Até o comprovante de entrega virou alvo: o POD (Proof of Delivery), comprovante utilizado para confirmar a realização de uma entrega, tornou-se um documento essencial para a operação e, justamente por isso, passou a ser alvo de manipulações, como assinaturas falsas, imagens alteradas, registros realizados fora do local correto ou confirmações feitas antes da entrega são alguns exemplos de problemas enfrentados por empresas que dependem desse controle.
Mais do que um documento operacional, o comprovante de entrega representa a rastreabilidade da operação, e quando sua confiabilidade é comprometida, surgem disputas comerciais, dificuldades de auditoria e problemas para comprovar o que realmente aconteceu. Recursos como geolocalização, registro automático de horário e validações digitais ajudam a tornar essas informações mais seguras, mas precisam estar integrados a processos bem definidos.

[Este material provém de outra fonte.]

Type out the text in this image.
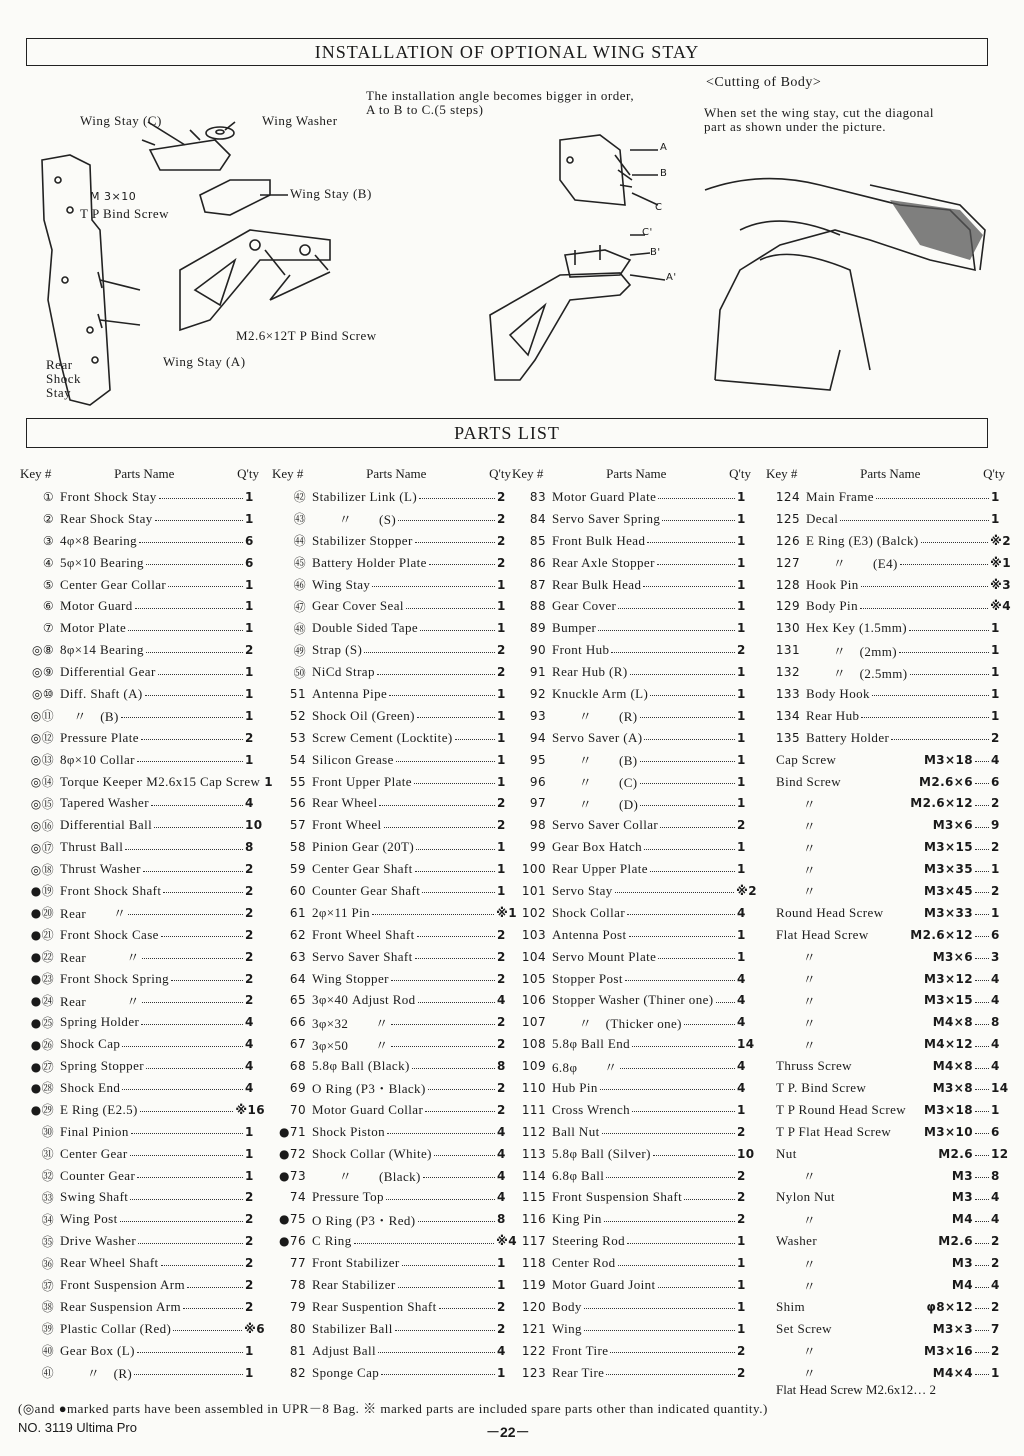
INSTALLATION OF OPTIONAL WING STAY
Wing Stay (C)	Wing Washer
M 3×10
T P Bind Screw
Wing Stay (B)
M2.6×12T P Bind Screw
Rear Shock Stay
Wing Stay (A)
The installation angle becomes bigger in order, A to B to C.(5 steps)
A
B
C
C'
B'
A'
<Cutting of Body>
When set the wing stay, cut the diagonal part as shown under the picture.
PARTS LIST
Key #	Parts Name	Q'ty
① Front Shock Stay	1
② Rear Shock Stay	1
③ 4φ×8 Bearing	6
④ 5φ×10 Bearing	6
⑤ Center Gear Collar	1
⑥ Motor Guard	1
⑦ Motor Plate	1
◎⑧ 8φ×14 Bearing	2
◎⑨ Differential Gear	1
◎⑩ Diff. Shaft (A)	1
◎⑪ 　〃　(B)	1
◎⑫ Pressure Plate	2
◎⑬ 8φ×10 Collar	1
◎⑭ Torque Keeper M2.6x15 Cap Screw 1
◎⑮ Tapered Washer	4
◎⑯ Differential Ball	10
◎⑰ Thrust Ball	8
◎⑱ Thrust Washer	2
●⑲ Front Shock Shaft	2
●⑳ Rear　　〃	2
●㉑ Front Shock Case	2
●㉒ Rear　　　〃	2
●㉓ Front Shock Spring	2
●㉔ Rear　　　〃	2
●㉕ Spring Holder	4
●㉖ Shock Cap	4
●㉗ Spring Stopper	4
●㉘ Shock End	4
●㉙ E Ring (E2.5)	※16
㉚ Final Pinion	1
㉛ Center Gear	1
㉜ Counter Gear	1
㉝ Swing Shaft	2
㉞ Wing Post	2
㉟ Drive Washer	2
㊱ Rear Wheel Shaft	2
㊲ Front Suspension Arm	2
㊳ Rear Suspension Arm	2
㊴ Plastic Collar (Red)	※6
㊵ Gear Box (L)	1
㊶ 　　〃　(R)	1
Key #	Parts Name	Q'ty
㊷ Stabilizer Link (L)	2
㊸ 　　〃　　(S)	2
㊹ Stabilizer Stopper	2
㊺ Battery Holder Plate	2
㊻ Wing Stay	1
㊼ Gear Cover Seal	1
㊽ Double Sided Tape	1
㊾ Strap (S)	2
㊿ NiCd Strap	2
51 Antenna Pipe	1
52 Shock Oil (Green)	1
53 Screw Cement (Locktite)	1
54 Silicon Grease	1
55 Front Upper Plate	1
56 Rear Wheel	2
57 Front Wheel	2
58 Pinion Gear (20T)	1
59 Center Gear Shaft	1
60 Counter Gear Shaft	1
61 2φ×11 Pin	※1
62 Front Wheel Shaft	2
63 Servo Saver Shaft	2
64 Wing Stopper	2
65 3φ×40 Adjust Rod	4
66 3φ×32　　〃	2
67 3φ×50　　〃	2
68 5.8φ Ball (Black)	8
69 O Ring (P3・Black)	2
70 Motor Guard Collar	2
●71 Shock Piston	4
●72 Shock Collar (White)	4
●73 　　〃　　(Black)	4
74 Pressure Top	4
●75 O Ring (P3・Red)	8
●76 C Ring	※4
77 Front Stabilizer	1
78 Rear Stabilizer	1
79 Rear Suspention Shaft	2
80 Stabilizer Ball	2
81 Adjust Ball	4
82 Sponge Cap	1
Key #	Parts Name	Q'ty
83 Motor Guard Plate	1
84 Servo Saver Spring	1
85 Front Bulk Head	1
86 Rear Axle Stopper	1
87 Rear Bulk Head	1
88 Gear Cover	1
89 Bumper	1
90 Front Hub	2
91 Rear Hub (R)	1
92 Knuckle Arm (L)	1
93 　　〃　　(R)	1
94 Servo Saver (A)	1
95 　　〃　　(B)	1
96 　　〃　　(C)	1
97 　　〃　　(D)	1
98 Servo Saver Collar	2
99 Gear Box Hatch	1
100 Rear Upper Plate	1
101 Servo Stay	※2
102 Shock Collar	4
103 Antenna Post	1
104 Servo Mount Plate	1
105 Stopper Post	4
106 Stopper Washer (Thiner one) 4
107 　　〃　(Thicker one)	4
108 5.8φ Ball End	14
109 6.8φ　　〃	4
110 Hub Pin	4
111 Cross Wrench	1
112 Ball Nut	2
113 5.8φ Ball (Silver)	10
114 6.8φ Ball	2
115 Front Suspension Shaft	2
116 King Pin	2
117 Steering Rod	1
118 Center Rod	1
119 Motor Guard Joint	1
120 Body	1
121 Wing	1
122 Front Tire	2
123 Rear Tire	2
Key #	Parts Name	Q'ty
124 Main Frame	1
125 Decal	1
126 E Ring (E3) (Balck)	※2
127 　　〃　　(E4)	※1
128 Hook Pin	※3
129 Body Pin	※4
130 Hex Key (1.5mm)	1
131 　　〃　(2mm)	1
132 　　〃　(2.5mm)	1
133 Body Hook	1
134 Rear Hub	1
135 Battery Holder	2
Cap Screw	M3×18 4
Bind Screw	M2.6×6 6
　　〃	M2.6×12 2
　　〃	M3×6 9
　　〃	M3×15 2
　　〃	M3×35 1
　　〃	M3×45 2
Round Head Screw	M3×33 1
Flat Head Screw	M2.6×12 6
　　〃	M3×6 3
　　〃	M3×12 4
　　〃	M3×15 4
　　〃	M4×8 8
　　〃	M4×12 4
Thruss Screw	M4×8 4
T P. Bind Screw	M3×8 14
T P Round Head Screw M3×18 1
T P Flat Head Screw	M3×10 6
Nut	M2.6 12
　　〃	M3 8
Nylon Nut	M3 4
　　〃	M4 4
Washer	M2.6 2
　　〃	M3 2
　　〃	M4 4
Shim	φ8×12 2
Set Screw	M3×3 7
　　〃	M3×16 2
　　〃	M4×4 1
Flat Head Screw M2.6x12… 2
(◎and ●marked parts have been assembled in UPR－8 Bag. ※ marked parts are included spare parts other than indicated quantity.)
NO. 3119 Ultima Pro	－22－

Tecnologia, processos e governança
Não existe uma ferramenta capaz de eliminar todos esses riscos isoladamente. Por isso, a segurança logística depende de diferentes camadas de proteção trabalhando juntas. A tecnologia tem papel fundamental, com sistemas de gestão, rastreamento, validação documental e monitoramento em tempo real ajudando a identificar comportamentos fora do padrão.
Porém, ferramentas eficientes não compensam processos frágeis. A homologação de transportadoras, a atualização cadastral de prestadores, a conferência de alterações críticas e a definição clara de responsabilidades são elementos essenciais para reduzir oportunidades de fraude. Nesse contexto, os contratos também possuem um papel estratégico, pois eles devem estabelecer critérios de segurança, responsabilidades, requisitos mínimos de operação e procedimentos em caso de incidentes. Um contrato bem estruturado fortalece a governança e reduz ambiguidades quando um problema acontece.
Por fim, as pessoas continuam sendo um dos principais elementos de proteção. Colaboradores preparados conseguem identificar comportamentos suspeitos, questionar solicitações incomuns e interromper problemas antes que eles causem prejuízos.
Segurança logística vai muito além da escolta
Os riscos atuais mostram que proteger uma operação logística não significa apenas impedir que uma carga seja roubada durante o transporte. Muitas vezes, o prejuízo começa muito antes, em um cadastro não validado, uma alteração bancária sem conferência, um documento manipulado ou uma parceria estabelecida sem critérios adequados.
Empresas que tratam segurança apenas como rastreamento e monitoramento de veículos protegem somente uma parte da cadeia. A verdadeira maturidade está em construir uma operação onde tecnologia, processos, contratos e pessoas trabalham juntos para prevenir problemas.